10. Use from Outside the United States

You understand and agree that if you are using the Services from a country outside the United States and provide Personal Information to the Company, you will be authorizing and consenting to the transfer of Personal Information about yourself to the United States. You understand that the privacy laws of the United States may be different from and not as comprehensive or protective as those in your country, and you agree that the transfer of your Personal Information to the United States occurs with your consent. Personal Information collected on the Company Service may be stored and processed in the United States or abroad.

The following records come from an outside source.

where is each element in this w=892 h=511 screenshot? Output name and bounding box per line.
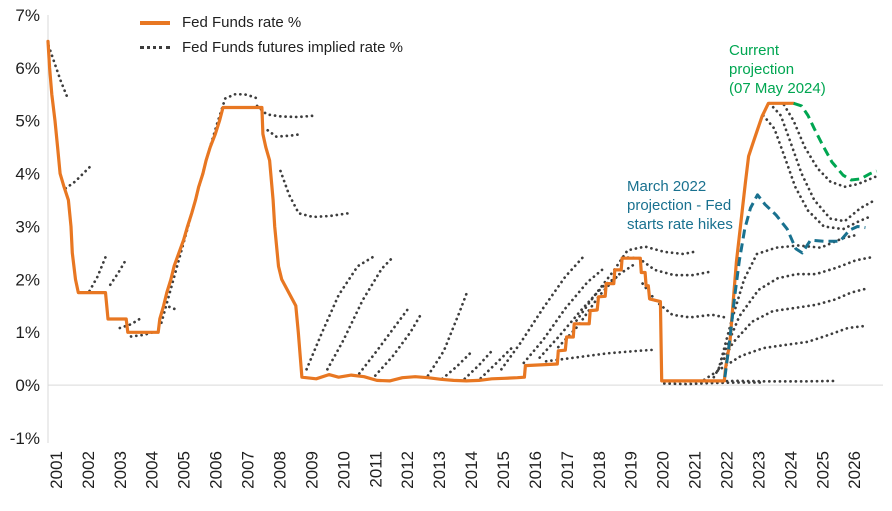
futures-implied-rate-line bbox=[641, 282, 727, 319]
futures-implied-rate-line bbox=[160, 92, 261, 325]
y-tick-label: 1% bbox=[15, 323, 40, 342]
x-tick-label: 2002 bbox=[79, 451, 98, 489]
x-tick-label: 2001 bbox=[47, 451, 66, 489]
chart-legend: Fed Funds rate % Fed Funds futures impli… bbox=[140, 10, 403, 60]
y-tick-label: 4% bbox=[15, 165, 40, 184]
futures-implied-rate-line bbox=[279, 169, 350, 219]
x-tick-label: 2003 bbox=[111, 451, 130, 489]
x-tick-label: 2018 bbox=[590, 451, 609, 489]
futures-implied-rate-line bbox=[712, 287, 867, 379]
solid-line-swatch-icon bbox=[140, 20, 170, 25]
x-tick-label: 2019 bbox=[622, 451, 641, 489]
x-tick-label: 2020 bbox=[654, 451, 673, 489]
dotted-line-swatch-icon bbox=[140, 46, 170, 49]
futures-implied-rate-line bbox=[761, 114, 874, 231]
march-2022-projection-line bbox=[723, 193, 866, 378]
x-tick-label: 2011 bbox=[366, 451, 385, 488]
futures-implied-rate-line bbox=[266, 128, 304, 138]
x-tick-label: 2010 bbox=[334, 451, 353, 489]
annotation-current-projection: Current projection (07 May 2024) bbox=[729, 42, 826, 97]
legend-label-actual: Fed Funds rate % bbox=[182, 14, 302, 31]
futures-implied-rate-line bbox=[305, 254, 377, 371]
fed-funds-rate-line bbox=[46, 39, 796, 383]
futures-implied-rate-line bbox=[255, 104, 318, 119]
futures-implied-rate-line bbox=[108, 259, 127, 287]
x-tick-label: 2013 bbox=[430, 451, 449, 489]
futures-implied-rate-line bbox=[538, 273, 621, 359]
y-tick-label: 2% bbox=[15, 270, 40, 289]
futures-implied-rate-line bbox=[373, 310, 424, 377]
legend-label-futures: Fed Funds futures implied rate % bbox=[182, 39, 403, 56]
x-tick-label: 2024 bbox=[781, 451, 800, 489]
x-tick-label: 2012 bbox=[398, 451, 417, 489]
x-tick-label: 2005 bbox=[175, 451, 194, 489]
current-projection-line bbox=[793, 101, 878, 182]
futures-implied-rate-line bbox=[717, 233, 861, 371]
x-tick-label: 2016 bbox=[526, 451, 545, 489]
y-tick-label: 0% bbox=[15, 376, 40, 395]
futures-implied-rate-line bbox=[426, 292, 468, 377]
futures-implied-rate-line bbox=[463, 347, 495, 381]
futures-implied-rate-line bbox=[782, 103, 878, 189]
x-tick-label: 2008 bbox=[270, 451, 289, 489]
x-tick-label: 2007 bbox=[239, 451, 258, 489]
futures-implied-rate-line bbox=[118, 316, 144, 330]
x-tick-label: 2009 bbox=[302, 451, 321, 489]
x-tick-label: 2023 bbox=[749, 451, 768, 489]
x-tick-label: 2006 bbox=[207, 451, 226, 489]
futures-implied-rate-line bbox=[522, 268, 604, 365]
futures-implied-rate-line bbox=[64, 164, 93, 190]
legend-item-futures: Fed Funds futures implied rate % bbox=[140, 35, 403, 60]
futures-implied-rate-line bbox=[575, 245, 698, 322]
futures-implied-rate-line bbox=[702, 324, 867, 382]
futures-implied-rate-line bbox=[479, 345, 514, 380]
x-tick-label: 2025 bbox=[813, 451, 832, 489]
x-tick-label: 2017 bbox=[558, 451, 577, 489]
futures-implied-rate-line bbox=[621, 255, 711, 277]
x-tick-label: 2026 bbox=[845, 451, 864, 489]
futures-implied-rate-line bbox=[167, 305, 179, 312]
x-tick-label: 2004 bbox=[143, 451, 162, 489]
futures-implied-rate-line bbox=[88, 255, 107, 293]
legend-item-actual: Fed Funds rate % bbox=[140, 10, 403, 35]
futures-implied-rate-line bbox=[326, 255, 395, 371]
x-tick-label: 2015 bbox=[494, 451, 513, 489]
futures-implied-rate-line bbox=[440, 350, 473, 381]
y-tick-label: 6% bbox=[15, 59, 40, 78]
futures-implied-rate-line bbox=[720, 255, 874, 361]
x-tick-label: 2021 bbox=[686, 451, 705, 489]
futures-implied-rate-line bbox=[556, 263, 636, 349]
futures-implied-rate-line bbox=[47, 44, 69, 99]
y-tick-label: -1% bbox=[10, 429, 40, 448]
y-tick-label: 5% bbox=[15, 112, 40, 131]
y-tick-label: 3% bbox=[15, 217, 40, 236]
futures-implied-rate-line bbox=[500, 254, 586, 371]
annotation-march-2022-projection: March 2022 projection - Fed starts rate … bbox=[627, 178, 733, 233]
y-tick-label: 7% bbox=[15, 6, 40, 25]
futures-implied-rate-line bbox=[357, 308, 409, 375]
x-tick-label: 2014 bbox=[462, 451, 481, 489]
x-tick-label: 2022 bbox=[718, 451, 737, 489]
futures-implied-rate-line bbox=[662, 381, 762, 386]
futures-implied-rate-line bbox=[768, 101, 877, 223]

11. Correcting and Updating Your Personal Information

You can request that we correct or update your Personal Information associated with your user account by contacting us by e-mail [info@Company.com], or you may access your user settings and update it yourself. You may also request an accounting of disclosures of your Protected Health Information. It may take us up to 60 days to process your request. If we cannot respond to your request within that time, we will provide you with a reason why, and we may request another 30 days to respond. At this time, we cannot correct or update your Personal Health Information—please contact your health care provider or insurer.

12. Opt-Out Choices

To “opt-out” of (1) any consents previously given to us, (2) receiving communications from us, or (3) having Personal Information disclosed to third parties, send an e-mail to info@medrecordsconnect.org

13. Privacy and Third Party Links

This Privacy Policy applies solely to information collected by the Company through our website located at [www.healthdataanalytics-institute.com] and the services we make available, whether collected on our behalf or that of Approved Third Parties This Privacy Policy does not apply to the third party sites and services, including Blue Button, that are accessible through these links and we suggest that you contact the operator of the third party service to obtain details about their privacy policies

14. Exclusions

This Privacy Policy shall not apply to any unsolicited information you provide to us through the Services or through any other means. This includes, but is not limited to, any ideas for new products or modifications to existing products, and other unsolicited submissions (collectively, “Unsolicited Information”). All Unsolicited Information shall be deemed to be non-confidential and we shall be free to reproduce, use, disclose, and distribute such Unsolicited Information to others without limitation or attribution.

15. Children’s Privacy

The Company Service is intended only for use by adults, either for themselves or on behalf of their minor children. We do not knowingly collect information directly from children under the age of thirteen. If you have reason to believe that a child under the age of 13 has provided Personal Information to us through the Company Service, please contact us, and we will endeavor to delete that information from our databases.

16. Contact Us

We welcome your questions, comments, and concerns about the Services. Please send us any and all feedback pertaining to the Services to info@medrecordsconnect.org

The information contained in this Privacy Policy is subject to change without notice.